Hans Förstl, professor emérito de psiquiatria na
Universidade Técnica de Munique, na Alemanha, acredita que seria difícil para
uma avaliação captar a complexidade cognitiva e as exigências de ser um chefe
de Estado.
"As atividades da vida diária, o desempenho
cognitivo durante rotinas diárias e desafios são decisivos, não o desempenho
durante um teste mais curto ou mais longo", diz Förstl.
"As exigências impostas a um chefe de Estado
são excepcionais em todos os aspectos; nenhum teste seria capaz de avaliar essa
combinação de aptidão, inteligência, experiência e sabedoria."
McDermott, por sua vez, pensa que, embora os testes
sejam suficientemente sólidos, nos EUA a ideia não é viável por razões
políticas.
Dada a natureza polarizada das crenças em torno de
certos políticos, ela se pergunta: "Se eles fossem aprovados, a população
acreditaria?"
• Acomodando
políticos mais velhos
Alguns analistas veem o debate sobre os candidatos
às eleições presidenciais de 2024 nos EUA como uma oportunidade para chamar a
atenção para o "etarismo tóxico" – e para a necessidade de apoio aos
trabalhadores mais velhos em geral.
Quer gostemos ou não, muitos especialistas
acreditam que é provável que todos tenham de trabalhar durante mais tempo no futuro.

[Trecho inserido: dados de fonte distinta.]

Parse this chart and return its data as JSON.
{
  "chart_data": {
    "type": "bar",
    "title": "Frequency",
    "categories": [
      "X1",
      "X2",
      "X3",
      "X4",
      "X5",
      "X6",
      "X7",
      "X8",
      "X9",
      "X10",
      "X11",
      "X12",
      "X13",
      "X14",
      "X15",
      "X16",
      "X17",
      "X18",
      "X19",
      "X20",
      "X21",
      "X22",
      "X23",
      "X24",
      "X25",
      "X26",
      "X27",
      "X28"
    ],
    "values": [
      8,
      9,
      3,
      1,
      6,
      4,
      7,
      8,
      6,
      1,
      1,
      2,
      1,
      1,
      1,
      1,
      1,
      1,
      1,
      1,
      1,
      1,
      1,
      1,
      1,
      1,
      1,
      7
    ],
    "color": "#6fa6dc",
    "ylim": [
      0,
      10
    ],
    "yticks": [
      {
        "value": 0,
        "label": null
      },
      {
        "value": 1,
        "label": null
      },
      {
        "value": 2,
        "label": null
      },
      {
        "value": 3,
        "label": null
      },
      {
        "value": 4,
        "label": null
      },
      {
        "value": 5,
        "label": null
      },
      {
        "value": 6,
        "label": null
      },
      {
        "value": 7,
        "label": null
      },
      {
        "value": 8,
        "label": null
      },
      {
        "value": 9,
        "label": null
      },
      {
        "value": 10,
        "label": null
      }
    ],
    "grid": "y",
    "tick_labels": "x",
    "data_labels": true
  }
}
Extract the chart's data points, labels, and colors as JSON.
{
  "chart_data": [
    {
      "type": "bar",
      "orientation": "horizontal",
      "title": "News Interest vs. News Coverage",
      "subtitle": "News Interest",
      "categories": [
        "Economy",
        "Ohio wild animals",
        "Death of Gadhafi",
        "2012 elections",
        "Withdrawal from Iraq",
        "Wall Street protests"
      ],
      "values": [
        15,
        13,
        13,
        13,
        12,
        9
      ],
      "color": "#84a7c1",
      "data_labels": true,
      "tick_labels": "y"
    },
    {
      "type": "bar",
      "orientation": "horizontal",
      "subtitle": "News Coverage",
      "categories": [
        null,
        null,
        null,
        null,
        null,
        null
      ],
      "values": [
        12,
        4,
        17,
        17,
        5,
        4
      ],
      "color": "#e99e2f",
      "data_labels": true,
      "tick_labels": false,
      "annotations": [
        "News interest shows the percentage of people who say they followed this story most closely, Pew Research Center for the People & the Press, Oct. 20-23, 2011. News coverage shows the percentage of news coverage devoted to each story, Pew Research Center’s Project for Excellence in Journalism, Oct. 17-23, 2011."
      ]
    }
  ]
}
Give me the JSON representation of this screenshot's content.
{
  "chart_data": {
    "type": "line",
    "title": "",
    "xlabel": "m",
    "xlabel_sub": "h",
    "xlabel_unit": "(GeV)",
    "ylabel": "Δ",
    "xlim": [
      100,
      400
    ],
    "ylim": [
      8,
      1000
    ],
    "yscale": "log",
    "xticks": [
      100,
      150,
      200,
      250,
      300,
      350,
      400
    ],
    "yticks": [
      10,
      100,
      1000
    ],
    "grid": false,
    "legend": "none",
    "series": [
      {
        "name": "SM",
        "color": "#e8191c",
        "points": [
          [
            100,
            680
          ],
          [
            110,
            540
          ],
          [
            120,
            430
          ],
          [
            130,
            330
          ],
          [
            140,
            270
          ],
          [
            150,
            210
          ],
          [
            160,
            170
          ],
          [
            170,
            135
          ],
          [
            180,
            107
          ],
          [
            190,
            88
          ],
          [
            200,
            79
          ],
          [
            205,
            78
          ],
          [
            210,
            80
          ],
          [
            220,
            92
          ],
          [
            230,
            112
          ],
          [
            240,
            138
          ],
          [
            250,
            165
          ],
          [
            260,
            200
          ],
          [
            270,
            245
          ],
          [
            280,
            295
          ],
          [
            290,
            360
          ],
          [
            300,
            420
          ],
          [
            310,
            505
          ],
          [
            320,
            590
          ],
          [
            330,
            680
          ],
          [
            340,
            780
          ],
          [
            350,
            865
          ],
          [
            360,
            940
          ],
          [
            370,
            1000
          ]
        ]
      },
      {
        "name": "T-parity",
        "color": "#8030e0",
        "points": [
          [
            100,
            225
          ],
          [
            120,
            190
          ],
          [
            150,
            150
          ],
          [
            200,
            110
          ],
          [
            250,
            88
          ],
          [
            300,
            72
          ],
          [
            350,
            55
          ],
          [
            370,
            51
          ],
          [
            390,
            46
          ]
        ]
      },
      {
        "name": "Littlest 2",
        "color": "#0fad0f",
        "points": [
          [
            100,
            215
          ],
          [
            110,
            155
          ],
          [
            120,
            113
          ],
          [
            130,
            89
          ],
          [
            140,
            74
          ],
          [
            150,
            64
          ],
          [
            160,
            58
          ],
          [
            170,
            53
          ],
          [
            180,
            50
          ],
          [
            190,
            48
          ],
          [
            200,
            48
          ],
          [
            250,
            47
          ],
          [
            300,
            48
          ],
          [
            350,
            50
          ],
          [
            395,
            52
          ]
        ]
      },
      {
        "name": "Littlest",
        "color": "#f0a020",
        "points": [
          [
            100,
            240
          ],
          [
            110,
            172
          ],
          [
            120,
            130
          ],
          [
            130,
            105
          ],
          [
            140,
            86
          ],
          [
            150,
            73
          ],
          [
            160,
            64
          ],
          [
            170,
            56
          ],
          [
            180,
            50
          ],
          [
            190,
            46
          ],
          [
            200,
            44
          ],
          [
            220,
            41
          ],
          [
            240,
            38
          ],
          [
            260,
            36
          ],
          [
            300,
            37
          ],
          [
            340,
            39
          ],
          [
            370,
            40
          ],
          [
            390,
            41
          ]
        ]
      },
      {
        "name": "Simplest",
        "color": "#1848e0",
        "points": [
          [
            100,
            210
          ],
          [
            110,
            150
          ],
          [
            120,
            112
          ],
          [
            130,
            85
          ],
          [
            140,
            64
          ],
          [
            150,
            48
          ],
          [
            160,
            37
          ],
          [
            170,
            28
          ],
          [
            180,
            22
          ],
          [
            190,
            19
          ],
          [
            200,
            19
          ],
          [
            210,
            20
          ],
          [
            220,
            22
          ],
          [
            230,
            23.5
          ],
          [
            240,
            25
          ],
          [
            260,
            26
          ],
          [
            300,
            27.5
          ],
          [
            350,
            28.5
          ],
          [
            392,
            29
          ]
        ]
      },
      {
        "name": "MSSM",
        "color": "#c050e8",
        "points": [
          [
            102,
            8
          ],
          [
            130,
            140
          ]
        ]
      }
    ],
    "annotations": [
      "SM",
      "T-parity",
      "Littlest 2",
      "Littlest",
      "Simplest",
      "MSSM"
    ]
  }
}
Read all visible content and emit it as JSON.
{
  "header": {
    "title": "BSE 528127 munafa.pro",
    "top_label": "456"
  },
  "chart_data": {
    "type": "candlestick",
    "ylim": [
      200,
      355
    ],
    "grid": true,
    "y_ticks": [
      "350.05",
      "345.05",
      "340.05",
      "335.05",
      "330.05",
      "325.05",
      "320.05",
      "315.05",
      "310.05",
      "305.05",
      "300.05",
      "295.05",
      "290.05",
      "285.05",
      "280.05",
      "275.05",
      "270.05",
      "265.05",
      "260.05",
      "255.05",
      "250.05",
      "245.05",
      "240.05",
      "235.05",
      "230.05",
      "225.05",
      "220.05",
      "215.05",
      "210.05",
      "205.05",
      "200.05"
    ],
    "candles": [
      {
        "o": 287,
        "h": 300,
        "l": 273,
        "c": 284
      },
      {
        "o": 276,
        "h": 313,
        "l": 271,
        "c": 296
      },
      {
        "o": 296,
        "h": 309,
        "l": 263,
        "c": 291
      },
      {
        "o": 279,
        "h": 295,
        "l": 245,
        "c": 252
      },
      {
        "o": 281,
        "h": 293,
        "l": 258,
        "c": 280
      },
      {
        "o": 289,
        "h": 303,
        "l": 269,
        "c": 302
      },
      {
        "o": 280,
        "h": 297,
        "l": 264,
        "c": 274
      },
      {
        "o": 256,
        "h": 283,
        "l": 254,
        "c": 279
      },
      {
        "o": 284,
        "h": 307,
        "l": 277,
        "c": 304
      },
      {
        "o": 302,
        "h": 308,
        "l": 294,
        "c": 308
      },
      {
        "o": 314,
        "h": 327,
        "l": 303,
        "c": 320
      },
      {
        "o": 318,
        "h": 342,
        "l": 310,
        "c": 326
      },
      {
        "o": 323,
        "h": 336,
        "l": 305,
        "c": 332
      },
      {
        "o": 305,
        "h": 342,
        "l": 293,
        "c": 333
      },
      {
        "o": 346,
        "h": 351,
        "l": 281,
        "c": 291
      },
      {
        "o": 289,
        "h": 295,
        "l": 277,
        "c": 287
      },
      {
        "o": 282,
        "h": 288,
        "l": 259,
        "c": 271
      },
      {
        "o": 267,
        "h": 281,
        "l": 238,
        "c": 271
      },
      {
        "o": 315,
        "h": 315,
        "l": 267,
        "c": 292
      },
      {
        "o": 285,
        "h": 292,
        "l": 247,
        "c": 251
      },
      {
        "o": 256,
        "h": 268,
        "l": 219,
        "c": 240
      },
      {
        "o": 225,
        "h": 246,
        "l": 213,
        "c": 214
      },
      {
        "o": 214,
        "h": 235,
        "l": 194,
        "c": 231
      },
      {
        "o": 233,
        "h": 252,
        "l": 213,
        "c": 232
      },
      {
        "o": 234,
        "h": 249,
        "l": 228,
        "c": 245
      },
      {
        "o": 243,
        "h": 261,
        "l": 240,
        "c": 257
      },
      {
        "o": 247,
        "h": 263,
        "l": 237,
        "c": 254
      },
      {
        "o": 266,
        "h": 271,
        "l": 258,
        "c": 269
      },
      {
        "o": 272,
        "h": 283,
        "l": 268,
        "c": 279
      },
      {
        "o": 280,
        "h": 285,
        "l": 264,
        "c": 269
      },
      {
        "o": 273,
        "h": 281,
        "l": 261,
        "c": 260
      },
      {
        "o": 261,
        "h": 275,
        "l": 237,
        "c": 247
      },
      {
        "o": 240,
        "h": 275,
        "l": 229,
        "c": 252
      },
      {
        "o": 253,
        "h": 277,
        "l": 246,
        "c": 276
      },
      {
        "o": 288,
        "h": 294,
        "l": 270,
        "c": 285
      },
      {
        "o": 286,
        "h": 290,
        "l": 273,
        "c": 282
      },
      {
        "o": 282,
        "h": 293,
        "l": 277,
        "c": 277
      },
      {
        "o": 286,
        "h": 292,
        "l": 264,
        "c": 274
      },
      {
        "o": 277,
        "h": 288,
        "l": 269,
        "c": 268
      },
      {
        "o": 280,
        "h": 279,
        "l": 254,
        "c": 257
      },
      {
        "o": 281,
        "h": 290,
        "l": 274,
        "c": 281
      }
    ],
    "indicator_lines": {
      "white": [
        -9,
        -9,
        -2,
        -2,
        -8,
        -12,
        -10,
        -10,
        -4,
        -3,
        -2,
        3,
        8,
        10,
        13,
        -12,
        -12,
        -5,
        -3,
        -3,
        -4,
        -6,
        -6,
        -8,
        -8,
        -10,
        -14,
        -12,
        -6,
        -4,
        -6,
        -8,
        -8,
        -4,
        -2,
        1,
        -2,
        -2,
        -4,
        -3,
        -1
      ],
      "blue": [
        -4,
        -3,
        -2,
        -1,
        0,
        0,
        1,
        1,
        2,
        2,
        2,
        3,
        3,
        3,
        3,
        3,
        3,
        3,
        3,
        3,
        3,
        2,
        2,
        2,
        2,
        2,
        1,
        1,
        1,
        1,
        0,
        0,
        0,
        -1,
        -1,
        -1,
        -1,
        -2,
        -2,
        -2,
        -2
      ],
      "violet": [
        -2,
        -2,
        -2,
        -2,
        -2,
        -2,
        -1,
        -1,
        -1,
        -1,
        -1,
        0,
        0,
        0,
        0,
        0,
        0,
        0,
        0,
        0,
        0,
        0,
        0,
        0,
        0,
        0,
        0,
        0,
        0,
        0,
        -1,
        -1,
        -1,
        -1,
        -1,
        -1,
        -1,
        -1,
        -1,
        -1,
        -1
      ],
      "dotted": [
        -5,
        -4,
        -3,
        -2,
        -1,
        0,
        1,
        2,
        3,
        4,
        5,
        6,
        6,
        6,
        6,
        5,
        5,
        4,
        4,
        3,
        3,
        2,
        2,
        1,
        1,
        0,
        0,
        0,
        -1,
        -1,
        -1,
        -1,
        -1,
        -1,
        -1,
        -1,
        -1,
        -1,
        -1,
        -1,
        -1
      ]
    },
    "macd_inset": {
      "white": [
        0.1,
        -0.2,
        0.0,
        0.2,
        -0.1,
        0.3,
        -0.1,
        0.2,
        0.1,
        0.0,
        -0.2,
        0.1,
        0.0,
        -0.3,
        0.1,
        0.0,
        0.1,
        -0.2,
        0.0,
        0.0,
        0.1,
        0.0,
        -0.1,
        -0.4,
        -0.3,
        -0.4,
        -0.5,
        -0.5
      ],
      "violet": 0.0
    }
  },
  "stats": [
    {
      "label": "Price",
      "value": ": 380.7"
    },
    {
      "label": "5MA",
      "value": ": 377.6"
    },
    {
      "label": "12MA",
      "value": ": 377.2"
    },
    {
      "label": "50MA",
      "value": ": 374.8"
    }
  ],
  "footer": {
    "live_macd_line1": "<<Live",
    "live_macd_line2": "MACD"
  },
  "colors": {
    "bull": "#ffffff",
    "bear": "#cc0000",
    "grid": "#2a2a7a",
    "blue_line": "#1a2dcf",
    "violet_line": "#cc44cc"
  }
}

No entanto, outros discordam. De acordo com uma
sondagem da Associated Press e do instituto de pesquisa Norc Center for Public
Affairs, a maioria dos eleitores vê a idade do presidente dos EUA, Joe Biden,
como uma preocupação significativa.
Enquanto isso, uma pesquisa recente da CBS e da
empresa de análise de dados YouGov descobriu que a maioria dos entrevistados
achava que seria "muito difícil" alguém ocupar um cargo eletivo como
presidente dos EUA com mais de 75 anos – o que excluiria tanto Biden quanto
Trump.
Qualquer que seja a percepção da população, é
difícil imaginar que testes cognitivos possam finalmente encerrar o debate.